Tout est sombre, donc, sordide et terrifiant et pourtant ce qui se dégage de cette plongée, c'est une lumière, un éclat et un espoir extraordinaires. Vanda et Zita se précipitent vers la mort à grande vitesse et cependant elles rayonnent d'une vitalité que peu de gens réputés sains communiquent. C'est l'effet, le miracle, la marque Pedro Costa : il ne filme jamais que le terrible, les fins fonds de ce qu'on présume la bassesse et la misère et il les tire vers des hauteurs sublimes. Tout est ainsi avec lui, tout est retourné comme une peau, tout est sujet à la transfiguration. Et les épiphanies abondent. Pedro Costa est un contemporain capital, un regard cardinal et il n'est pas exagéré de dire qu'il est un génie, l'un des plus grands cinéastes vivants.

BH 11/09

"Ne change rien" de Pedro Costa

image_ne_change_rien_1C'est une figure hantée qui semble émerger de limbes ténébreux voire magnétiquement méphitiques. C'est Jeanne Balibar telle qu'en elle-même, identifiable à la première et rauque et languissante et piquante inflexion de voix et pourtant c'est une Jeanne Balibar méconnaissable car filmée par le sombrissime et possédé et génial Pedro Costa.

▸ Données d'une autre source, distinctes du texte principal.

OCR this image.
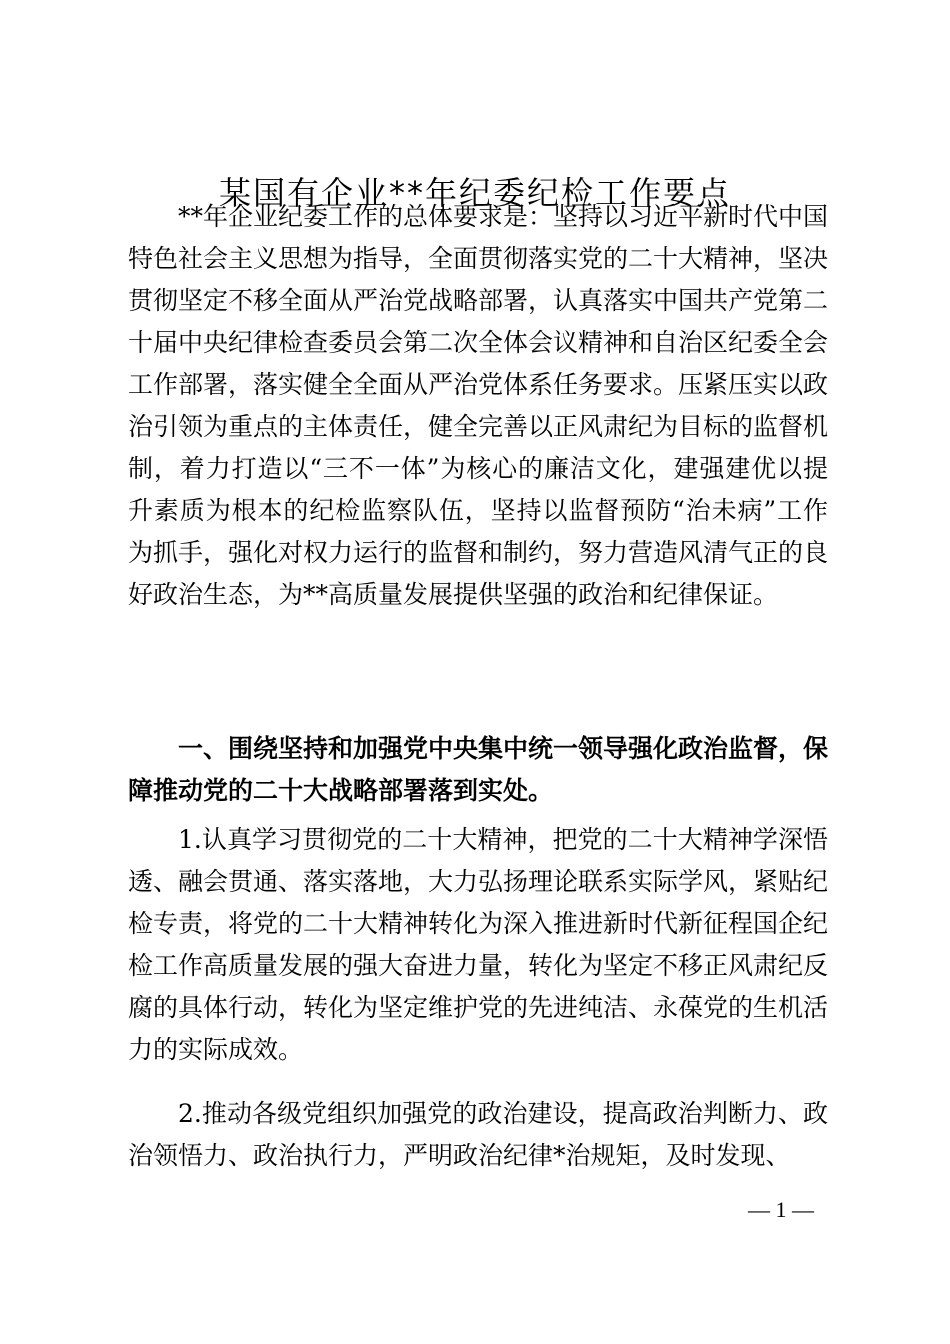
某国有企业**年纪委纪检工作要点

**年企业纪委工作的总体要求是：坚持以习近平新时代中国特色社会主义思想为指导，全面贯彻落实党的二十大精神，坚决贯彻坚定不移全面从严治党战略部署，认真落实中国共产党第二十届中央纪律检查委员会第二次全体会议精神和自治区纪委全会工作部署，落实健全全面从严治党体系任务要求。压紧压实以政治引领为重点的主体责任，健全完善以正风肃纪为目标的监督机制，着力打造以“三不一体”为核心的廉洁文化，建强建优以提升素质为根本的纪检监察队伍，坚持以监督预防“治未病”工作为抓手，强化对权力运行的监督和制约，努力营造风清气正的良好政治生态，为**高质量发展提供坚强的政治和纪律保证。

一、围绕坚持和加强党中央集中统一领导强化政治监督，保障推动党的二十大战略部署落到实处。

1.认真学习贯彻党的二十大精神，把党的二十大精神学深悟透、融会贯通、落实落地，大力弘扬理论联系实际学风，紧贴纪检专责，将党的二十大精神转化为深入推进新时代新征程国企纪检工作高质量发展的强大奋进力量，转化为坚定不移正风肃纪反腐的具体行动，转化为坚定维护党的先进纯洁、永葆党的生机活力的实际成效。

2.推动各级党组织加强党的政治建设，提高政治判断力、政治领悟力、政治执行力，严明政治纪律*治规矩，及时发现、

— 1 —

Grand sorcier, très exactement magnétiseur, Pedro Costa préside aux envoûtements. Le prince noir Costa exerce ses talents chamaniques, anamorphiques, sur Jeanne non pas l'actrice mais la chanteuse. Jeanne devenant, sous l'oeil de sa caméra, presque la pucelle, la croisée. Jeanne chantante, s'exerçant à chanter, est entourée de muscisiens mais en vérité Pedro et elle sont seul à seule.

Elle, on la reçoit, à la fois dissoute dans la vision somnambulique et surlignée, stylisée par l'image en noir et blanc. On le voit "après la répétition" comme soufflée, ivre de solitude et désaxation. On la voit, pendant la répétition, tenant, reprenant, dix fois, vingt fois, cent fois la même note, obsédante, entêtante, jusqu'à saturation, jusqu'à suffocation et ad nauseam: séquence qui martèle et vrille le crâne, temps suspendu dans l'intenable et interminable réprise, mouvement fixe, calcinant et crucifiant, cadence de forcené, épreuve pour les nerfs surhérissés, delirium tremens qui rend fou... On la voit aussi en pleine volée incantatoire, chantant "La Périchole" et on la saisit, prise en tenaille en plein cours de chant, soumise aux exigences coupantes, harassantes et souvent mortifiantes d'une enragée perfectionniste. Pour autant, jamais elle ne jette l'éponge ni ne s'insurge ni ne se plaint. Elle reprend docilement, inlassablement, le même passage, la même pointe pas tout à fait assez acérée. Jusqu'à ce que sa patience et sa résistance se consument et s'épuisent dans une ultime supplique...

image_balibarC'est ainsi qu'elle est prise et qu'elle apparaît, Jeanne Balibar : tenue et ployant volontairement sous le joug de la nécessité, fondue et brûlée dans une combustion consentie qui la propulse presque dans la sainteté.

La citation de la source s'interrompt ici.